# South Beach/Miami Beach/Keys/FL West Coast



## ibe555666

September vacation......needed for 2 adults 2 children....6-7 Days.....looking for Miami/south beach or keys.......or tampa area beaches......1 bedroom that sleeps 4 will be fine....or larger.


----------



## Smashley3516

I have Turtle Reef Club on Jensen Beach if you are interested. My direct email is ashleyaz1906@gmail.com


----------



## ibe555666

*Anything?*

Stilll looking.....early to late september will work, cant overlap into october?


----------



## ibe555666

September coming fast......anything out here?..........I can do just 4 or 5 days..................


----------



## Seaport104

ibe555666 said:


> September coming fast......anything out here?..........I can do just 4 or 5 days..................

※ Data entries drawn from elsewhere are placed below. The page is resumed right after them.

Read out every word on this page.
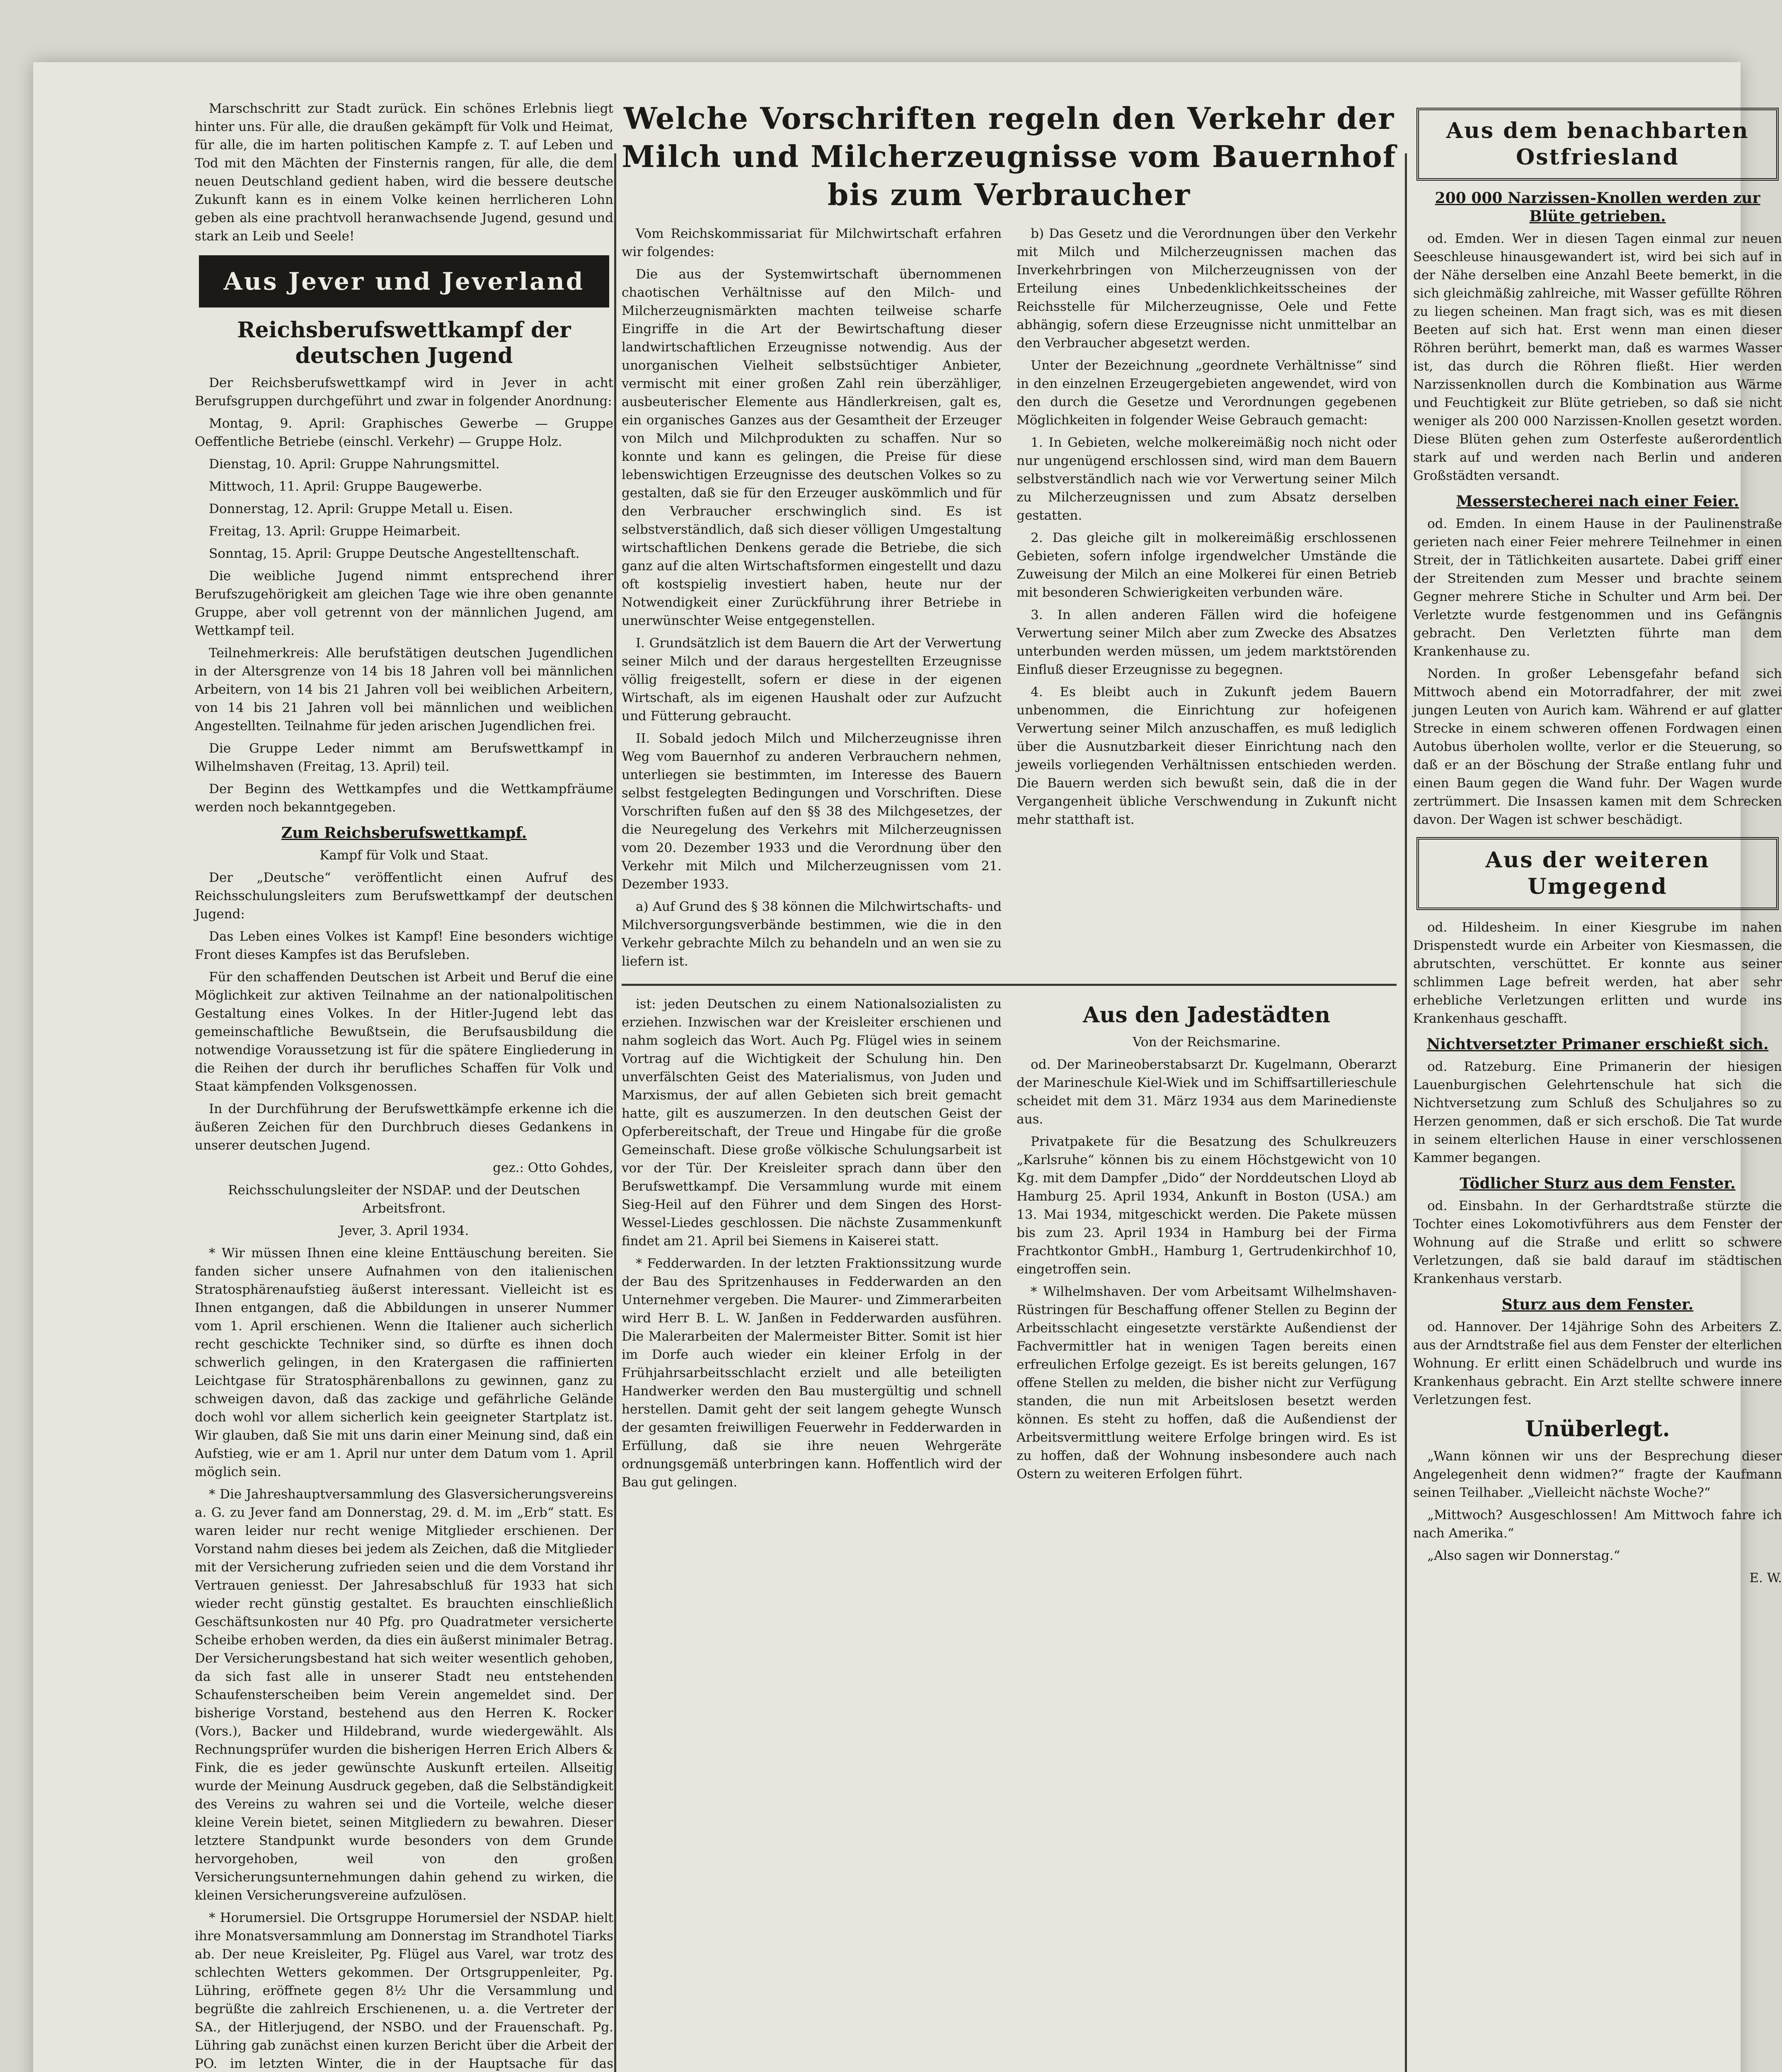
Marschschritt zur Stadt zurück. Ein schönes Erlebnis liegt hinter uns. Für alle, die draußen gekämpft für Volk und Heimat, für alle, die im harten politischen Kampfe z. T. auf Leben und Tod mit den Mächten der Finsternis rangen, für alle, die dem neuen Deutschland gedient haben, wird die bessere deutsche Zukunft kann es in einem Volke keinen herrlicheren Lohn geben als eine prachtvoll heranwachsende Jugend, gesund und stark an Leib und Seele!

Aus Jever und Jeverland
Reichsberufswettkampf der deutschen Jugend

Der Reichsberufswettkampf wird in Jever in acht Berufsgruppen durchgeführt und zwar in folgender Anordnung:

Montag, 9. April: Graphisches Gewerbe — Gruppe Oeffentliche Betriebe (einschl. Verkehr) — Gruppe Holz.

Dienstag, 10. April: Gruppe Nahrungsmittel.

Mittwoch, 11. April: Gruppe Baugewerbe.

Donnerstag, 12. April: Gruppe Metall u. Eisen.

Freitag, 13. April: Gruppe Heimarbeit.

Sonntag, 15. April: Gruppe Deutsche Angestelltenschaft.

Die weibliche Jugend nimmt entsprechend ihrer Berufszugehörigkeit am gleichen Tage wie ihre oben genannte Gruppe, aber voll getrennt von der männlichen Jugend, am Wettkampf teil.

Teilnehmerkreis: Alle berufstätigen deutschen Jugendlichen in der Altersgrenze von 14 bis 18 Jahren voll bei männlichen Arbeitern, von 14 bis 21 Jahren voll bei weiblichen Arbeitern, von 14 bis 21 Jahren voll bei männlichen und weiblichen Angestellten. Teilnahme für jeden arischen Jugendlichen frei.

Die Gruppe Leder nimmt am Berufswettkampf in Wilhelmshaven (Freitag, 13. April) teil.

Der Beginn des Wettkampfes und die Wettkampfräume werden noch bekanntgegeben.

Zum Reichsberufswettkampf.
Kampf für Volk und Staat.

Der „Deutsche“ veröffentlicht einen Aufruf des Reichsschulungsleiters zum Berufswettkampf der deutschen Jugend:

Das Leben eines Volkes ist Kampf! Eine besonders wichtige Front dieses Kampfes ist das Berufsleben.

Für den schaffenden Deutschen ist Arbeit und Beruf die eine Möglichkeit zur aktiven Teilnahme an der nationalpolitischen Gestaltung eines Volkes. In der Hitler-Jugend lebt das gemeinschaftliche Bewußtsein, die Berufsausbildung die notwendige Voraussetzung ist für die spätere Eingliederung in die Reihen der durch ihr berufliches Schaffen für Volk und Staat kämpfenden Volksgenossen.

In der Durchführung der Berufswettkämpfe erkenne ich die äußeren Zeichen für den Durchbruch dieses Gedankens in unserer deutschen Jugend.

gez.: Otto Gohdes,
Reichsschulungsleiter der NSDAP. und der Deutschen Arbeitsfront.
Jever, 3. April 1934.

* Wir müssen Ihnen eine kleine Enttäuschung bereiten. Sie fanden sicher unsere Aufnahmen von den italienischen Stratosphärenaufstieg äußerst interessant. Vielleicht ist es Ihnen entgangen, daß die Abbildungen in unserer Nummer vom 1. April erschienen. Wenn die Italiener auch sicherlich recht geschickte Techniker sind, so dürfte es ihnen doch schwerlich gelingen, in den Kratergasen die raffinierten Leichtgase für Stratosphärenballons zu gewinnen, ganz zu schweigen davon, daß das zackige und gefährliche Gelände doch wohl vor allem sicherlich kein geeigneter Startplatz ist. Wir glauben, daß Sie mit uns darin einer Meinung sind, daß ein Aufstieg, wie er am 1. April nur unter dem Datum vom 1. April möglich sein.

* Die Jahreshauptversammlung des Glasversicherungsvereins a. G. zu Jever fand am Donnerstag, 29. d. M. im „Erb“ statt. Es waren leider nur recht wenige Mitglieder erschienen. Der Vorstand nahm dieses bei jedem als Zeichen, daß die Mitglieder mit der Versicherung zufrieden seien und die dem Vorstand ihr Vertrauen geniesst. Der Jahresabschluß für 1933 hat sich wieder recht günstig gestaltet. Es brauchten einschließlich Geschäftsunkosten nur 40 Pfg. pro Quadratmeter versicherte Scheibe erhoben werden, da dies ein äußerst minimaler Betrag. Der Versicherungsbestand hat sich weiter wesentlich gehoben, da sich fast alle in unserer Stadt neu entstehenden Schaufensterscheiben beim Verein angemeldet sind. Der bisherige Vorstand, bestehend aus den Herren K. Rocker (Vors.), Backer und Hildebrand, wurde wiedergewählt. Als Rechnungsprüfer wurden die bisherigen Herren Erich Albers & Fink, die es jeder gewünschte Auskunft erteilen. Allseitig wurde der Meinung Ausdruck gegeben, daß die Selbständigkeit des Vereins zu wahren sei und die Vorteile, welche dieser kleine Verein bietet, seinen Mitgliedern zu bewahren. Dieser letztere Standpunkt wurde besonders von dem Grunde hervorgehoben, weil von den großen Versicherungsunternehmungen dahin gehend zu wirken, die kleinen Versicherungsvereine aufzulösen.

* Horumersiel. Die Ortsgruppe Horumersiel der NSDAP. hielt ihre Monatsversammlung am Donnerstag im Strandhotel Tiarks ab. Der neue Kreisleiter, Pg. Flügel aus Varel, war trotz des schlechten Wetters gekommen. Der Ortsgruppenleiter, Pg. Lühring, eröffnete gegen 8½ Uhr die Versammlung und begrüßte die zahlreich Erschienenen, u. a. die Vertreter der SA., der Hitlerjugend, der NSBO. und der Frauenschaft. Pg. Lühring gab zunächst einen kurzen Bericht über die Arbeit der PO. im letzten Winter, die in der Hauptsache für das

Welche Vorschriften regeln den Verkehr der Milch und Milcherzeugnisse vom Bauernhof bis zum Verbraucher

Vom Reichskommissariat für Milchwirtschaft erfahren wir folgendes:

Die aus der Systemwirtschaft übernommenen chaotischen Verhältnisse auf den Milch- und Milcherzeugnismärkten machten teilweise scharfe Eingriffe in die Art der Bewirtschaftung dieser landwirtschaftlichen Erzeugnisse notwendig. Aus der unorganischen Vielheit selbstsüchtiger Anbieter, vermischt mit einer großen Zahl rein überzähliger, ausbeuterischer Elemente aus Händlerkreisen, galt es, ein organisches Ganzes aus der Gesamtheit der Erzeuger von Milch und Milchprodukten zu schaffen. Nur so konnte und kann es gelingen, die Preise für diese lebenswichtigen Erzeugnisse des deutschen Volkes so zu gestalten, daß sie für den Erzeuger auskömmlich und für den Verbraucher erschwinglich sind. Es ist selbstverständlich, daß sich dieser völligen Umgestaltung wirtschaftlichen Denkens gerade die Betriebe, die sich ganz auf die alten Wirtschaftsformen eingestellt und dazu oft kostspielig investiert haben, heute nur der Notwendigkeit einer Zurückführung ihrer Betriebe in unerwünschter Weise entgegenstellen.

I. Grundsätzlich ist dem Bauern die Art der Verwertung seiner Milch und der daraus hergestellten Erzeugnisse völlig freigestellt, sofern er diese in der eigenen Wirtschaft, als im eigenen Haushalt oder zur Aufzucht und Fütterung gebraucht.

II. Sobald jedoch Milch und Milcherzeugnisse ihren Weg vom Bauernhof zu anderen Verbrauchern nehmen, unterliegen sie bestimmten, im Interesse des Bauern selbst festgelegten Bedingungen und Vorschriften. Diese Vorschriften fußen auf den §§ 38 des Milchgesetzes, der die Neuregelung des Verkehrs mit Milcherzeugnissen vom 20. Dezember 1933 und die Verordnung über den Verkehr mit Milch und Milcherzeugnissen vom 21. Dezember 1933.

a) Auf Grund des § 38 können die Milchwirtschafts- und Milchversorgungsverbände bestimmen, wie die in den Verkehr gebrachte Milch zu behandeln und an wen sie zu liefern ist.

b) Das Gesetz und die Verordnungen über den Verkehr mit Milch und Milcherzeugnissen machen das Inverkehrbringen von Milcherzeugnissen von der Erteilung eines Unbedenklichkeitsscheines der Reichsstelle für Milcherzeugnisse, Oele und Fette abhängig, sofern diese Erzeugnisse nicht unmittelbar an den Verbraucher abgesetzt werden.

Unter der Bezeichnung „geordnete Verhältnisse“ sind in den einzelnen Erzeugergebieten angewendet, wird von den durch die Gesetze und Verordnungen gegebenen Möglichkeiten in folgender Weise Gebrauch gemacht:

1. In Gebieten, welche molkereimäßig noch nicht oder nur ungenügend erschlossen sind, wird man dem Bauern selbstverständlich nach wie vor Verwertung seiner Milch zu Milcherzeugnissen und zum Absatz derselben gestatten.

2. Das gleiche gilt in molkereimäßig erschlossenen Gebieten, sofern infolge irgendwelcher Umstände die Zuweisung der Milch an eine Molkerei für einen Betrieb mit besonderen Schwierigkeiten verbunden wäre.

3. In allen anderen Fällen wird die hofeigene Verwertung seiner Milch aber zum Zwecke des Absatzes unterbunden werden müssen, um jedem marktstörenden Einfluß dieser Erzeugnisse zu begegnen.

4. Es bleibt auch in Zukunft jedem Bauern unbenommen, die Einrichtung zur hofeigenen Verwertung seiner Milch anzuschaffen, es muß lediglich über die Ausnutzbarkeit dieser Einrichtung nach den jeweils vorliegenden Verhältnissen entschieden werden. Die Bauern werden sich bewußt sein, daß die in der Vergangenheit übliche Verschwendung in Zukunft nicht mehr statthaft ist.

ist: jeden Deutschen zu einem Nationalsozialisten zu erziehen. Inzwischen war der Kreisleiter erschienen und nahm sogleich das Wort. Auch Pg. Flügel wies in seinem Vortrag auf die Wichtigkeit der Schulung hin. Den unverfälschten Geist des Materialismus, von Juden und Marxismus, der auf allen Gebieten sich breit gemacht hatte, gilt es auszumerzen. In den deutschen Geist der Opferbereitschaft, der Treue und Hingabe für die große Gemeinschaft. Diese große völkische Schulungsarbeit ist vor der Tür. Der Kreisleiter sprach dann über den Berufswettkampf. Die Versammlung wurde mit einem Sieg-Heil auf den Führer und dem Singen des Horst-Wessel-Liedes geschlossen. Die nächste Zusammenkunft findet am 21. April bei Siemens in Kaiserei statt.

* Fedderwarden. In der letzten Fraktionssitzung wurde der Bau des Spritzenhauses in Fedderwarden an den Unternehmer vergeben. Die Maurer- und Zimmerarbeiten wird Herr B. L. W. Janßen in Fedderwarden ausführen. Die Malerarbeiten der Malermeister Bitter. Somit ist hier im Dorfe auch wieder ein kleiner Erfolg in der Frühjahrsarbeitsschlacht erzielt und alle beteiligten Handwerker werden den Bau mustergültig und schnell herstellen. Damit geht der seit langem gehegte Wunsch der gesamten freiwilligen Feuerwehr in Fedderwarden in Erfüllung, daß sie ihre neuen Wehrgeräte ordnungsgemäß unterbringen kann. Hoffentlich wird der Bau gut gelingen.

Aus den Jadestädten
Von der Reichsmarine.

od. Der Marineoberstabsarzt Dr. Kugelmann, Oberarzt der Marineschule Kiel-Wiek und im Schiffsartillerieschule scheidet mit dem 31. März 1934 aus dem Marinedienste aus.

Privatpakete für die Besatzung des Schulkreuzers „Karlsruhe“ können bis zu einem Höchstgewicht von 10 Kg. mit dem Dampfer „Dido“ der Norddeutschen Lloyd ab Hamburg 25. April 1934, Ankunft in Boston (USA.) am 13. Mai 1934, mitgeschickt werden. Die Pakete müssen bis zum 23. April 1934 in Hamburg bei der Firma Frachtkontor GmbH., Hamburg 1, Gertrudenkirchhof 10, eingetroffen sein.

* Wilhelmshaven. Der vom Arbeitsamt Wilhelmshaven-Rüstringen für Beschaffung offener Stellen zu Beginn der Arbeitsschlacht eingesetzte verstärkte Außendienst der Fachvermittler hat in wenigen Tagen bereits einen erfreulichen Erfolge gezeigt. Es ist bereits gelungen, 167 offene Stellen zu melden, die bisher nicht zur Verfügung standen, die nun mit Arbeitslosen besetzt werden können. Es steht zu hoffen, daß die Außendienst der Arbeitsvermittlung weitere Erfolge bringen wird. Es ist zu hoffen, daß der Wohnung insbesondere auch nach Ostern zu weiteren Erfolgen führt.

Aus dem benachbarten Ostfriesland
200 000 Narzissen-Knollen werden zur Blüte getrieben.

od. Emden. Wer in diesen Tagen einmal zur neuen Seeschleuse hinausgewandert ist, wird bei sich auf in der Nähe derselben eine Anzahl Beete bemerkt, in die sich gleichmäßig zahlreiche, mit Wasser gefüllte Röhren zu liegen scheinen. Man fragt sich, was es mit diesen Beeten auf sich hat. Erst wenn man einen dieser Röhren berührt, bemerkt man, daß es warmes Wasser ist, das durch die Röhren fließt. Hier werden Narzissenknollen durch die Kombination aus Wärme und Feuchtigkeit zur Blüte getrieben, so daß sie nicht weniger als 200 000 Narzissen-Knollen gesetzt worden. Diese Blüten gehen zum Osterfeste außerordentlich stark auf und werden nach Berlin und anderen Großstädten versandt.

Messerstecherei nach einer Feier.

od. Emden. In einem Hause in der Paulinenstraße gerieten nach einer Feier mehrere Teilnehmer in einen Streit, der in Tätlichkeiten ausartete. Dabei griff einer der Streitenden zum Messer und brachte seinem Gegner mehrere Stiche in Schulter und Arm bei. Der Verletzte wurde festgenommen und ins Gefängnis gebracht. Den Verletzten führte man dem Krankenhause zu.

Norden. In großer Lebensgefahr befand sich Mittwoch abend ein Motorradfahrer, der mit zwei jungen Leuten von Aurich kam. Während er auf glatter Strecke in einem schweren offenen Fordwagen einen Autobus überholen wollte, verlor er die Steuerung, so daß er an der Böschung der Straße entlang fuhr und einen Baum gegen die Wand fuhr. Der Wagen wurde zertrümmert. Die Insassen kamen mit dem Schrecken davon. Der Wagen ist schwer beschädigt.

Aus der weiteren Umgegend

od. Hildesheim. In einer Kiesgrube im nahen Drispenstedt wurde ein Arbeiter von Kiesmassen, die abrutschten, verschüttet. Er konnte aus seiner schlimmen Lage befreit werden, hat aber sehr erhebliche Verletzungen erlitten und wurde ins Krankenhaus geschafft.

Nichtversetzter Primaner erschießt sich.

od. Ratzeburg. Eine Primanerin der hiesigen Lauenburgischen Gelehrtenschule hat sich die Nichtversetzung zum Schluß des Schuljahres so zu Herzen genommen, daß er sich erschoß. Die Tat wurde in seinem elterlichen Hause in einer verschlossenen Kammer begangen.

Tödlicher Sturz aus dem Fenster.

od. Einsbahn. In der Gerhardtstraße stürzte die Tochter eines Lokomotivführers aus dem Fenster der Wohnung auf die Straße und erlitt so schwere Verletzungen, daß sie bald darauf im städtischen Krankenhaus verstarb.

Sturz aus dem Fenster.

od. Hannover. Der 14jährige Sohn des Arbeiters Z. aus der Arndtstraße fiel aus dem Fenster der elterlichen Wohnung. Er erlitt einen Schädelbruch und wurde ins Krankenhaus gebracht. Ein Arzt stellte schwere innere Verletzungen fest.

Unüberlegt.

„Wann können wir uns der Besprechung dieser Angelegenheit denn widmen?“ fragte der Kaufmann seinen Teilhaber. „Vielleicht nächste Woche?“

„Mittwoch? Ausgeschlossen! Am Mittwoch fahre ich nach Amerika.“

„Also sagen wir Donnerstag.“

E. W.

I sent you a PM a over a week ago re Marriott Fort Lauderdale or Ocean Pointe.


----------



## chriskre

I have a Solara Surfside that I'd consider giving up.
Sept. 5th to the 12th.
It's in Miami Beach.
2 bedroom.
Sept. 5 to the 12th.  

http://www.bluegreenonline.com/explore/resortDetail.aspx?ResortID=1


----------



## ibe555666

*getting close*

4-5 days in any of the places I have listed???    mid to late sept???


----------